Writing Tips 8: Writing Dialogue

  • Dialogue is artificial: it looks like a conversation but isn’t. In real life, people stumble through sentences, don’t directly answer questions and heavily rely on tone and mutually understood phrases to get a point across, all things that are difficult to replicate on the page.
  • A common problem is that characters end up all sounding the same, usually because the writer is so focused on what the character is saying and hasn’t thought about how they say it.

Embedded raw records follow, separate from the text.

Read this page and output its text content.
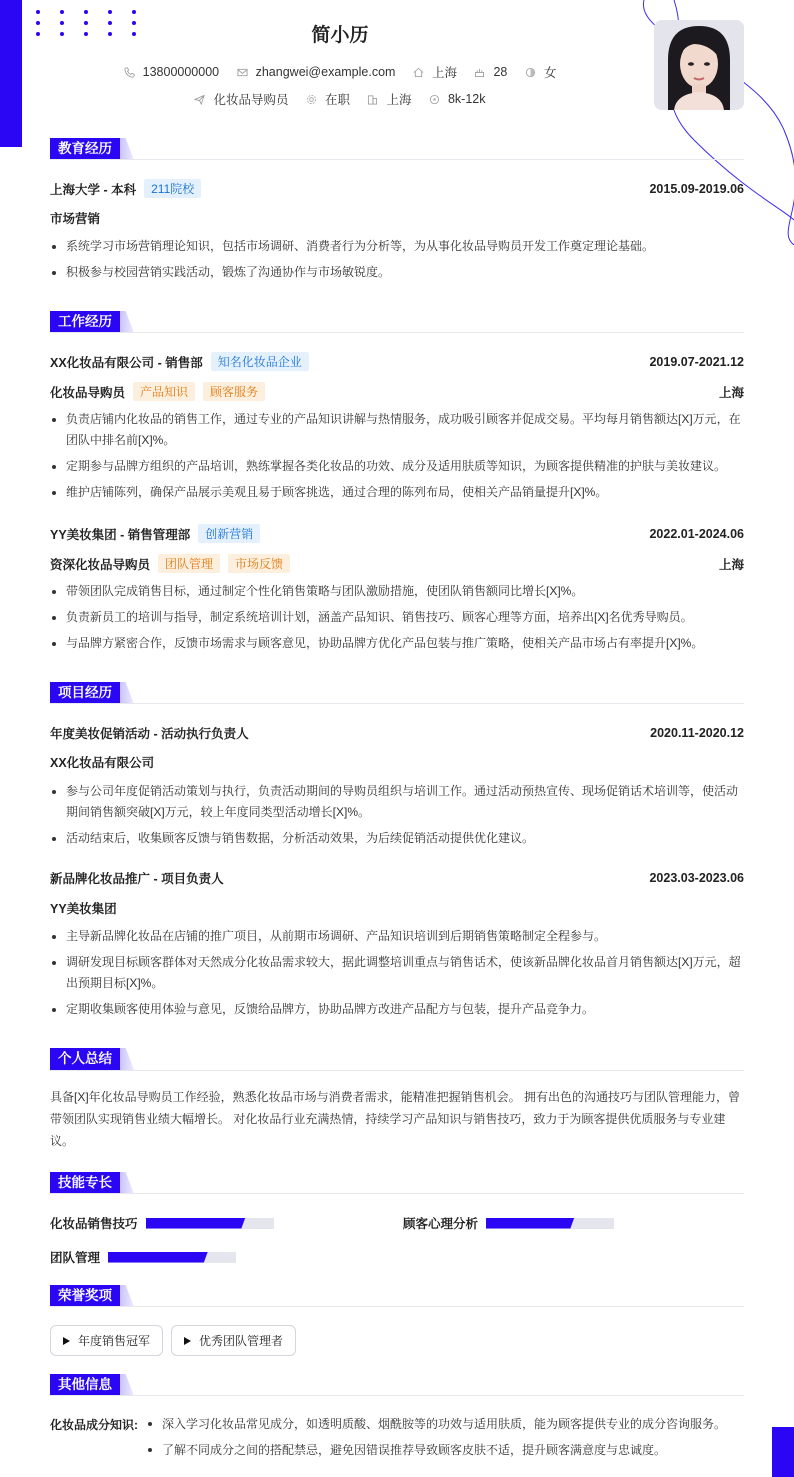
简小历
13800000000
	zhangwei@example.com
	上海
	28
	女
化妆品导购员
	在职
	上海
	8k-12k
教育经历
上海大学 - 本科	211院校	2015.09-2019.06
市场营销
系统学习市场营销理论知识，包括市场调研、消费者行为分析等，为从事化妆品导购员开发工作奠定理论基础。
积极参与校园营销实践活动，锻炼了沟通协作与市场敏锐度。
工作经历
XX化妆品有限公司 - 销售部	知名化妆品企业	2019.07-2021.12
化妆品导购员	产品知识	顾客服务	上海
负责店铺内化妆品的销售工作，通过专业的产品知识讲解与热情服务，成功吸引顾客并促成交易。平均每月销售额达[X]万元，在团队中排名前[X]%。
定期参与品牌方组织的产品培训，熟练掌握各类化妆品的功效、成分及适用肤质等知识，为顾客提供精准的护肤与美妆建议。
维护店铺陈列，确保产品展示美观且易于顾客挑选，通过合理的陈列布局，使相关产品销量提升[X]%。
YY美妆集团 - 销售管理部	创新营销	2022.01-2024.06
资深化妆品导购员	团队管理	市场反馈	上海
带领团队完成销售目标，通过制定个性化销售策略与团队激励措施，使团队销售额同比增长[X]%。
负责新员工的培训与指导，制定系统培训计划，涵盖产品知识、销售技巧、顾客心理等方面，培养出[X]名优秀导购员。
与品牌方紧密合作，反馈市场需求与顾客意见，协助品牌方优化产品包装与推广策略，使相关产品市场占有率提升[X]%。
项目经历
年度美妆促销活动 - 活动执行负责人	2020.11-2020.12
XX化妆品有限公司
参与公司年度促销活动策划与执行，负责活动期间的导购员组织与培训工作。通过活动预热宣传、现场促销话术培训等，使活动期间销售额突破[X]万元，较上年度同类型活动增长[X]%。
活动结束后，收集顾客反馈与销售数据，分析活动效果，为后续促销活动提供优化建议。
新品牌化妆品推广 - 项目负责人	2023.03-2023.06
YY美妆集团
主导新品牌化妆品在店铺的推广项目，从前期市场调研、产品知识培训到后期销售策略制定全程参与。
调研发现目标顾客群体对天然成分化妆品需求较大，据此调整培训重点与销售话术，使该新品牌化妆品首月销售额达[X]万元，超出预期目标[X]%。
定期收集顾客使用体验与意见，反馈给品牌方，协助品牌方改进产品配方与包装，提升产品竞争力。
个人总结
具备[X]年化妆品导购员工作经验，熟悉化妆品市场与消费者需求，能精准把握销售机会。 拥有出色的沟通技巧与团队管理能力，曾带领团队实现销售业绩大幅增长。 对化妆品行业充满热情，持续学习产品知识与销售技巧，致力于为顾客提供优质服务与专业建议。
技能专长
化妆品销售技巧	顾客心理分析
团队管理
荣誉奖项
年度销售冠军	优秀团队管理者
其他信息
化妆品成分知识:	深入学习化妆品常见成分，如透明质酸、烟酰胺等的功效与适用肤质，能为顾客提供专业的成分咨询服务。
了解不同成分之间的搭配禁忌，避免因错误推荐导致顾客皮肤不适，提升顾客满意度与忠诚度。
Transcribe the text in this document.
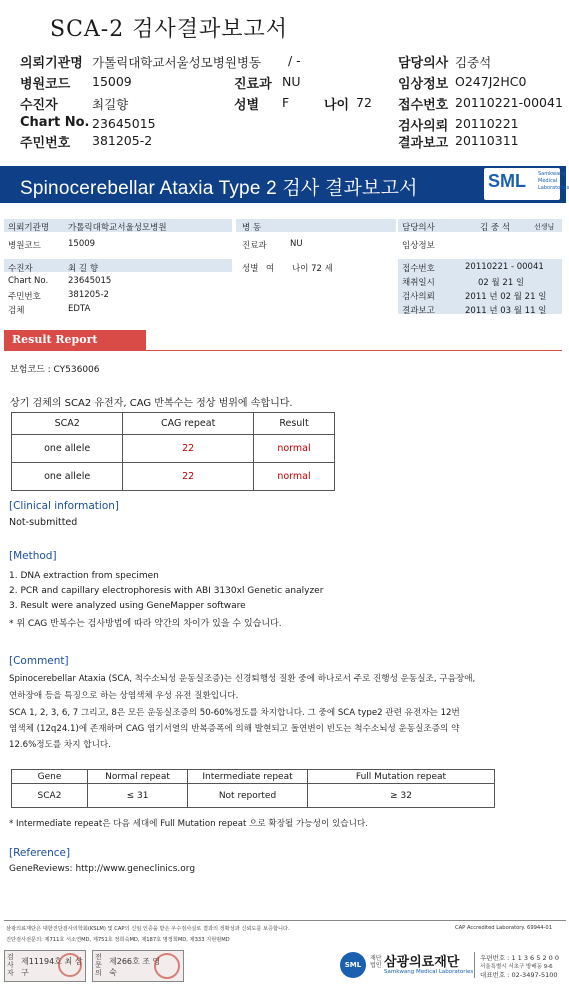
SCA-2 검사결과보고서
의뢰기관명 가톨릭대학교서울성모병원병동 / -	담당의사 김중석
병원코드 15009	진료과 NU	임상정보 O247J2HC0
수진자	최길향	성별 F	나이 72 접수번호 20110221-00041
Chart No. 23645015	검사의뢰 20110221
주민번호 381205-2	결과보고 20110311
Spinocerebellar Ataxia Type 2 검사 결과보고서	SML Samkwang Medical Laboratories
의뢰기관명 가톨릭대학교서울성모병원	병 동	담당의사	김 중 석	선생님
병원코드	15009	진료과	NU	임상정보
수진자	최 길 향	성별 여 나이 72 세	접수번호	20110221 - 00041
Chart No. 23645015	채취일시	02 월 21 일
주민번호	381205-2	검사의뢰	2011 년 02 월 21 일
검체	EDTA	결과보고	2011 년 03 월 11 일
Result Report
보험코드 : CY536006
상기 검체의 SCA2 유전자, CAG 반복수는 정상 범위에 속합니다.
SCA2	CAG repeat	Result
one allele	22	normal
one allele	22	normal
[Clinical information]
Not-submitted
[Method]
1. DNA extraction from specimen
2. PCR and capillary electrophoresis with ABI 3130xl Genetic analyzer
3. Result were analyzed using GeneMapper software
* 위 CAG 반복수는 검사방법에 따라 약간의 차이가 있을 수 있습니다.
[Comment]
Spinocerebellar Ataxia (SCA, 척수소뇌성 운동실조증)는 신경퇴행성 질환 중에 하나로서 주로 진행성 운동실조, 구음장애,
연하장애 등을 특징으로 하는 상염색체 우성 유전 질환입니다.
SCA 1, 2, 3, 6, 7 그리고, 8은 모든 운동실조증의 50-60%정도를 차지합니다. 그 중에 SCA type2 관련 유전자는 12번
염색체 (12q24.1)에 존재하며 CAG 염기서열의 반복증폭에 의해 발현되고 돌연변이 빈도는 척수소뇌성 운동실조증의 약
12.6%정도를 차지 합니다.
Gene	Normal repeat	Intermediate repeat	Full Mutation repeat
SCA2	≤ 31	Not reported	≥ 32
* Intermediate repeat은 다음 세대에 Full Mutation repeat 으로 확장될 가능성이 있습니다.
[Reference]
GeneReviews: http://www.geneclinics.org
삼광의료재단은 대한진단검사의학회(KSLM) 및 CAP의 신임 인증을 받은 우수검사실로 결과의 정확성과 신뢰도를 보증합니다.	CAP Accredited Laboratory. 69944-01
진단검사전문의: 제711호 서소연MD, 제751호 정희숙MD, 제187호 명정희MD, 제333 지현범MD
검사자
제11194호 최 삼 구
전문의
제266호 조 영 숙
SML
재단법인 삼광의료재단
Samkwang Medical Laboratories
우편번호 : 1 1 3 6 5 2 0 0
서울특별시 서초구 방배동 9-6
대표번호 : 02-3497-5100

  • Vocabulary: how would your character naturally speak? An academic is likely to use precision towards students but might speak differently to a customer services clerk. A customer services clerk has to use scripted phrases to customers but speaks differently to friends. A character might use unfamiliar language to create a good impression or be unusually blunt towards someone they see as a villain.
  • Rhythm: an anxious/nervous character might speak in short vowelled words, e.g. ‘Then it hit me. I didn’t get it’, but a relaxed character would speak with longer, languid words, ‘Eventually I began to realise. I failed to comprehend.’
  • Tone cannot be captured on a page through words so add facial expressions, body language, actions to convey what tone your character is using. Someone angry might stand up or sit stiffly, someone upset might stutter out words between sobs.
  • Don’t stick to full sentences unless the character really does rehearse everything they say in their heads before speaking.
  • Add action beats to break up dialogue. A character might buy some time to think by sipping coffee or serving food.
  • Dialogue is a good way of one character giving information to another, but don’t make it feel like an information dump. Fragment the information and let one of the characters the information giver is speaking to either ask questions or try to guess what the information giver is about to say.
  • Think about how characters pass information to each other and focus on specifics. No one says “remember when we were at school together”, but one person might say “remember when Mrs Jones spilt the paint over Thomas.”
  • Do not let characters tell someone something they would already know, any dialogue that could start “you know that I’m the professor” can be cut.
  • For dialogue tags “said” is absolutely fine. Occasionally a character may shout or another whisper. But if it looks as if you’ve reached for the thesaurus to avoid using “said” it becomes distracting and you’ve taken the reader out of the story.
  • Read your dialogue aloud – does it sound like the character speaking?
  • If you took the dialogue tags/attributions away, would you still know which character was talking?